On Thu 27-Oct-2016 1:12 PM, Jeff Waugh wrote:
On Thu, Oct 27, 2016 at 12:08 PM, <Adrian.Danis@data61.csiro.au> wrote:
Now here's the problem. We want message register two. But on ARM, the first 4 message registers are done actually in register (not the IPC buffer). When we called seL4_CallWithMRs, it gave returned us message register 2 in the variable we passed to it, but we have then thrown it away, thus forever losing the error information.

I can see the more complex generated functions (that use more than the number of available real registers) are comfy using SetMR before and GetMR after *WithMRs calls. I'm assuming a SetMR is safe after the *WithMRs call? Correct me if I've misunderstood something in there, but it seems about right.

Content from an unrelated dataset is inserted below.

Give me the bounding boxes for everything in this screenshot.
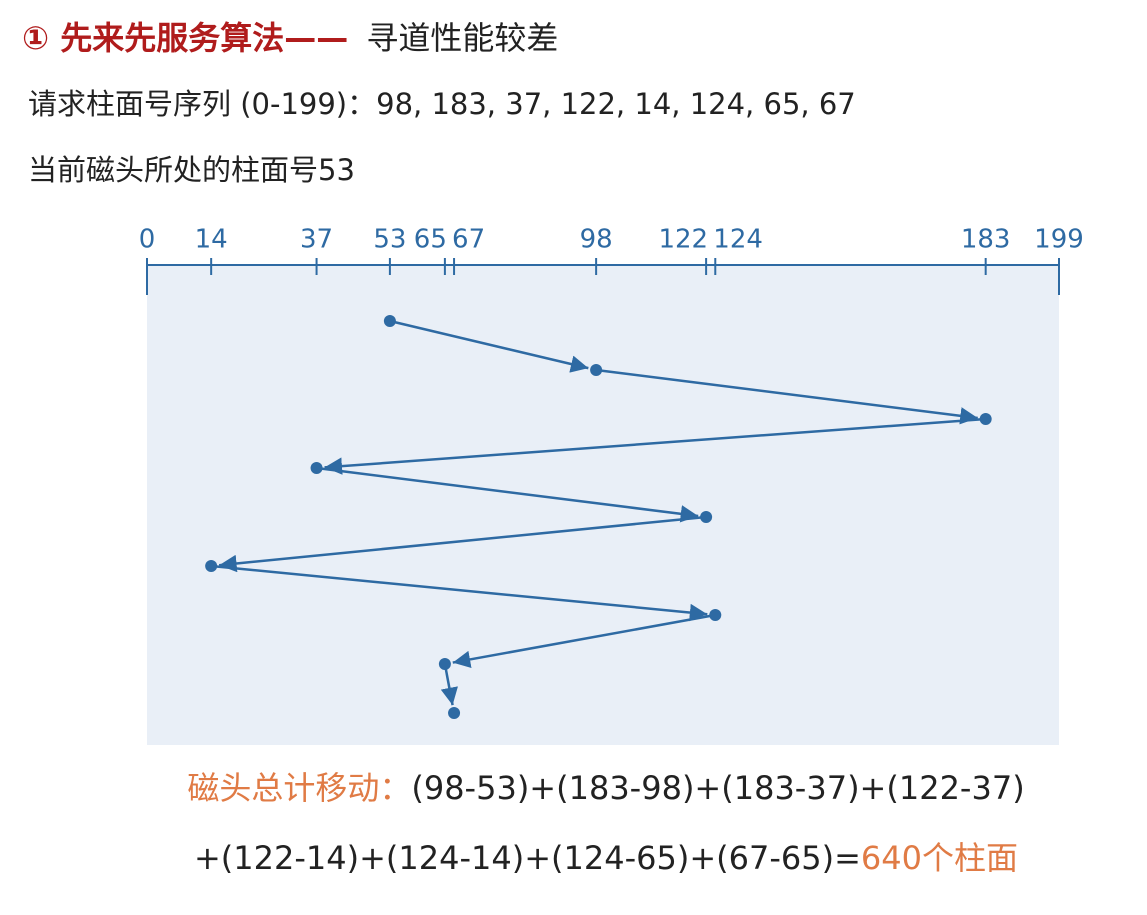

Naively, would the following be appropriate to generate:


LIBSEL4_INLINE long
seL4_ARM_Page_Map(seL4_ARM_Page service, seL4_ARM_PageDirectory pd, seL4_Word vaddr, seL4_CapRights rights, seL4_ARM_VM
Attributes attr)
{
...

    /* Perform the call, passing in-register arguments directly. */
    output_tag = seL4_CallWithMRs(service, tag,
        &mr0, &mr1, &mr2, seL4_Null);

    /* Unmarshal real register results into the IPC buffer. */
    seL4_SetMR(0, mr0);
    seL4_SetMR(1, mr1);
    seL4_SetMR(2, mr2);
    // 4th register isn't relevant for this function, but would be elsewhere

    return seL4_MessageInfo_get_label(output_tag);
}

This is where things start to get complicated. Different errors have a different number of words for their fault. In the worst case this can be 5 words, so all 4 message registers on arm need to be stored. Without some detailed information to the syscall stub generator of exactly which invocations can cause which errors, you're looking at just always stashing all 4 MRs back into the IPC buffer. Could probably optimize this by checking the label before return and storing the MRs only if an error happened.

I actually cannot think of a compelling reason for why that wouldn't work.... Either there is something I've forgotten, or the solution really is that simple.